Пришел я как раз к тому времени, когда укладывали Наташу спать. Она стояла в одной рубашонке на кроватке, слушала, как рассказываю я свои приключения. А когда я взглянул в ее сторону, то протянула мне обе руки и попросила: «Покачай меня». И мать сказала наполовину сурово, наполовину уступчиво: «Ладно уж, пусть батька тебя уложит». За окном стоял ясный летний день. Я взял Наташу на руки так, что голова ее легла ко мне на плечо, и зашагал по комнате не спеша, и запел ее любимую колыбельную песню подчеркнуто спокойным голосом на мотив песни «Шел козел дорогою, дорогою, дорогою». В то лето песня была еще проста, слова подбирались, какие в голову придут.
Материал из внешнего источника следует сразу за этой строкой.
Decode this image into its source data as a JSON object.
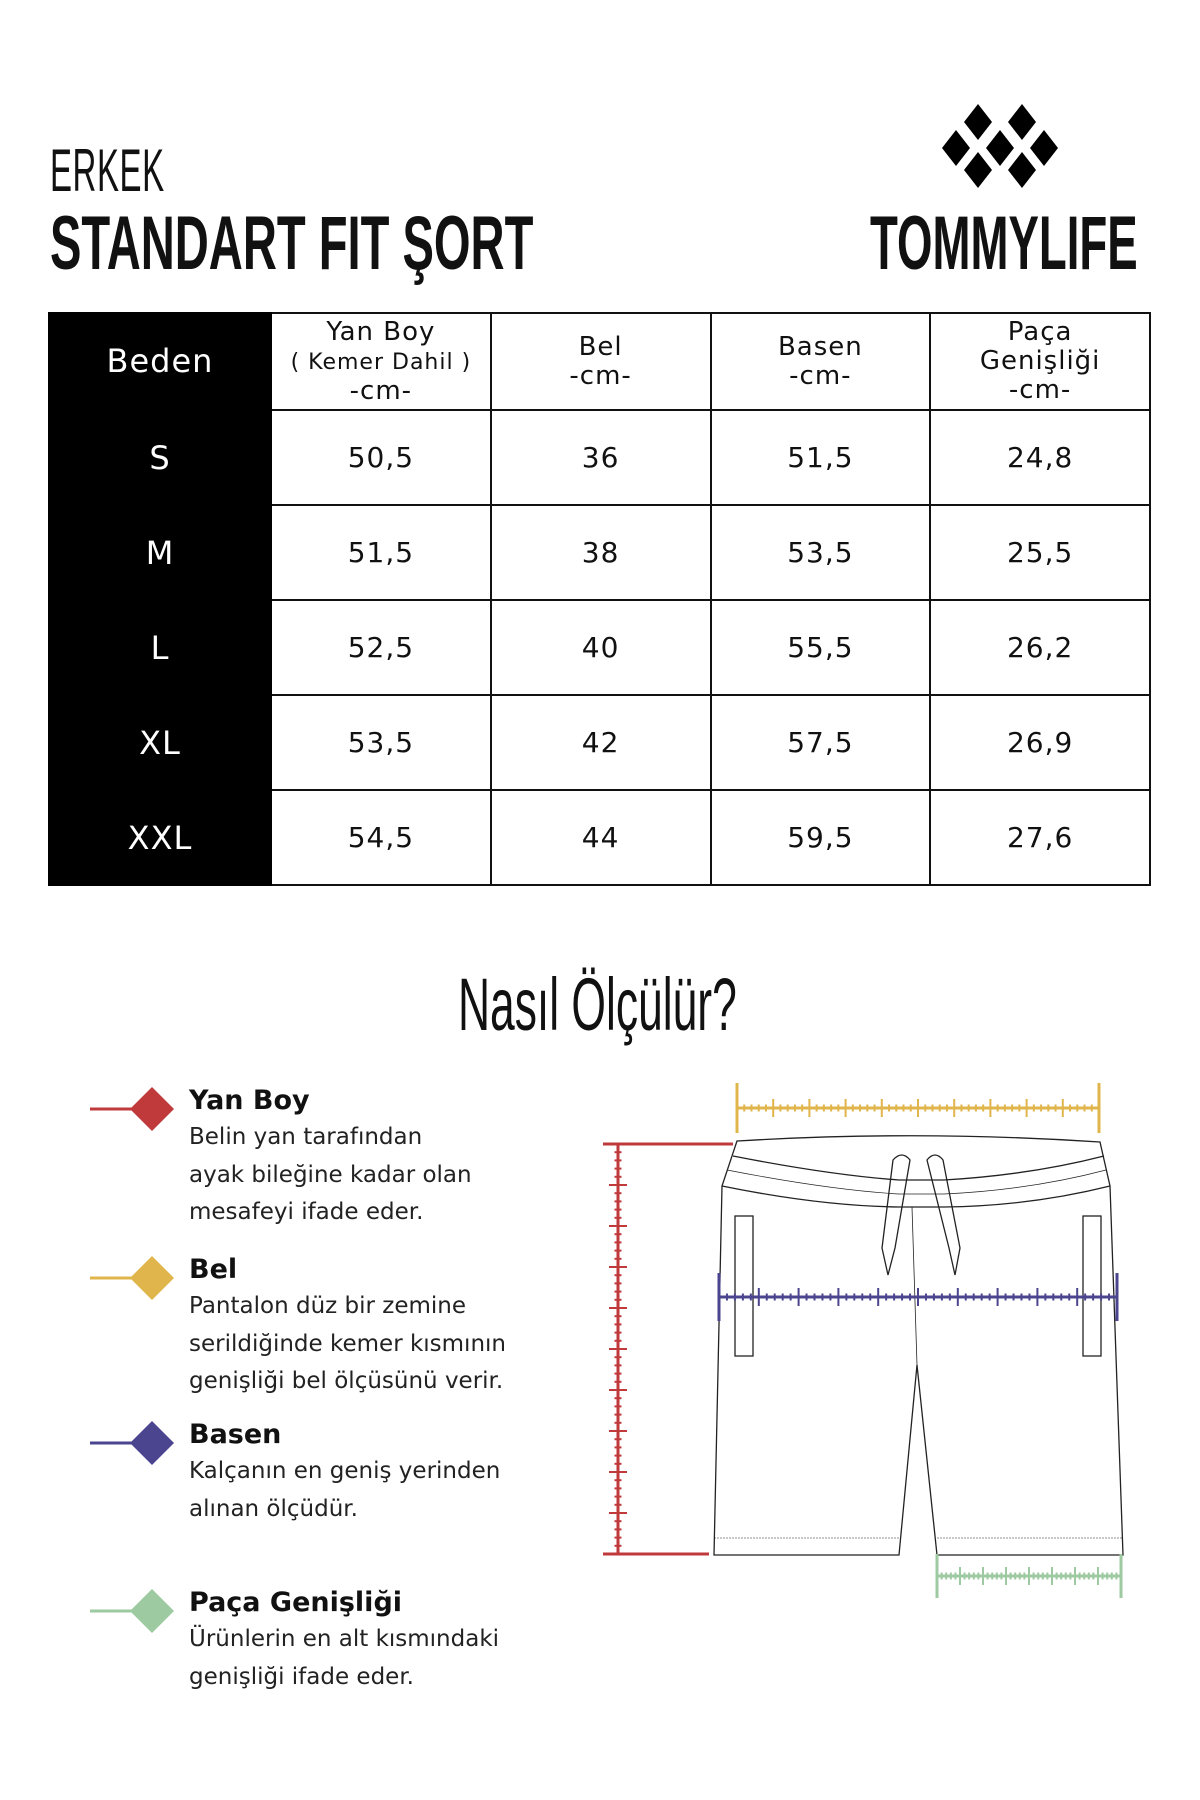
{
  "header": {
    "subtitle": "ERKEK",
    "title": "STANDART FIT ŞORT",
    "brand": "TOMMYLIFE",
    "brand_logo": "diamond-cluster-logo"
  },
  "table": {
    "size_header": "Beden",
    "columns": [
      {
        "name": "Yan Boy",
        "note": "( Kemer Dahil )",
        "unit": "-cm-"
      },
      {
        "name": "Bel",
        "unit": "-cm-"
      },
      {
        "name": "Basen",
        "unit": "-cm-"
      },
      {
        "name": "Paça",
        "name2": "Genişliği",
        "unit": "-cm-"
      }
    ],
    "rows": [
      {
        "size": "S",
        "values": [
          "50,5",
          "36",
          "51,5",
          "24,8"
        ]
      },
      {
        "size": "M",
        "values": [
          "51,5",
          "38",
          "53,5",
          "25,5"
        ]
      },
      {
        "size": "L",
        "values": [
          "52,5",
          "40",
          "55,5",
          "26,2"
        ]
      },
      {
        "size": "XL",
        "values": [
          "53,5",
          "42",
          "57,5",
          "26,9"
        ]
      },
      {
        "size": "XXL",
        "values": [
          "54,5",
          "44",
          "59,5",
          "27,6"
        ]
      }
    ]
  },
  "guide": {
    "title": "Nasıl Ölçülür?",
    "items": [
      {
        "title": "Yan Boy",
        "lines": [
          "Belin yan tarafından",
          "ayak bileğine kadar olan",
          "mesafeyi ifade eder."
        ],
        "color": "#c0393b"
      },
      {
        "title": "Bel",
        "lines": [
          "Pantalon düz bir zemine",
          "serildiğinde kemer kısmının",
          "genişliği bel ölçüsünü verir."
        ],
        "color": "#e0b54c"
      },
      {
        "title": "Basen",
        "lines": [
          "Kalçanın en geniş yerinden",
          "alınan ölçüdür."
        ],
        "color": "#4b4590"
      },
      {
        "title": "Paça Genişliği",
        "lines": [
          "Ürünlerin en alt kısmındaki",
          "genişliği ifade eder."
        ],
        "color": "#9dcaa0"
      }
    ]
  }
}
Но с годами и она выросла, и усложнилась, и приобрела твердый сюжет, изменять, точнее, сокращать который не полагалось. В тридцать первом году в этот ясный летний день, любуясь и удивляясь легенькой, темноволосой двухлетней дочке моей, пел я, вразрез со всем окружающим меня летом: «Уходи скорей, мороз, уходи в свои леса». Наташа очень любила, чтобы я укачивал ее, и поэтому всячески боролась со сном. Но он брал свое, дочка затихала, тяжелела. И в этот день, когда я наконец положил ее в кроватку, черные ресницы ее и не дрогнули. Она не забывала, кто уложил ее спать. Через положенный срок услышал я, сидя на террасе, сонный ее голос: «Батька...» — и я взял ее на руки. И тут воспоминания снова сливаются в одно лето, в одно целое: лето тридцать первого года. Я приезжал на дачу всегда с поклажей, все с той же. Пять-шесть пивных бутылок с наглухо пристегнутыми пробками. Они плотно лежали в портфеле и ни разу за все время не выдали меня. Керосин прибывал в Разлив благополучно. В сетке вез я макароны, крупу, рыбу, мясо — все, что удавалось добыть. Взглянув на знакомую, кроткую часовню, серую с маленькой луковкой, сворачивал я на знакомую улицу, и холмик с едва видимой с начала улицы дачной крышей представлялся мне значительным и, пока я не дойду, тревожил меня. Вместе с любовью к дочке росло у меня вечное беспокойство за нее. Но вот еще издали слышу я ее и наконец вижу в садике белое ее платьице. Я окликаю Наташу. И она замирает.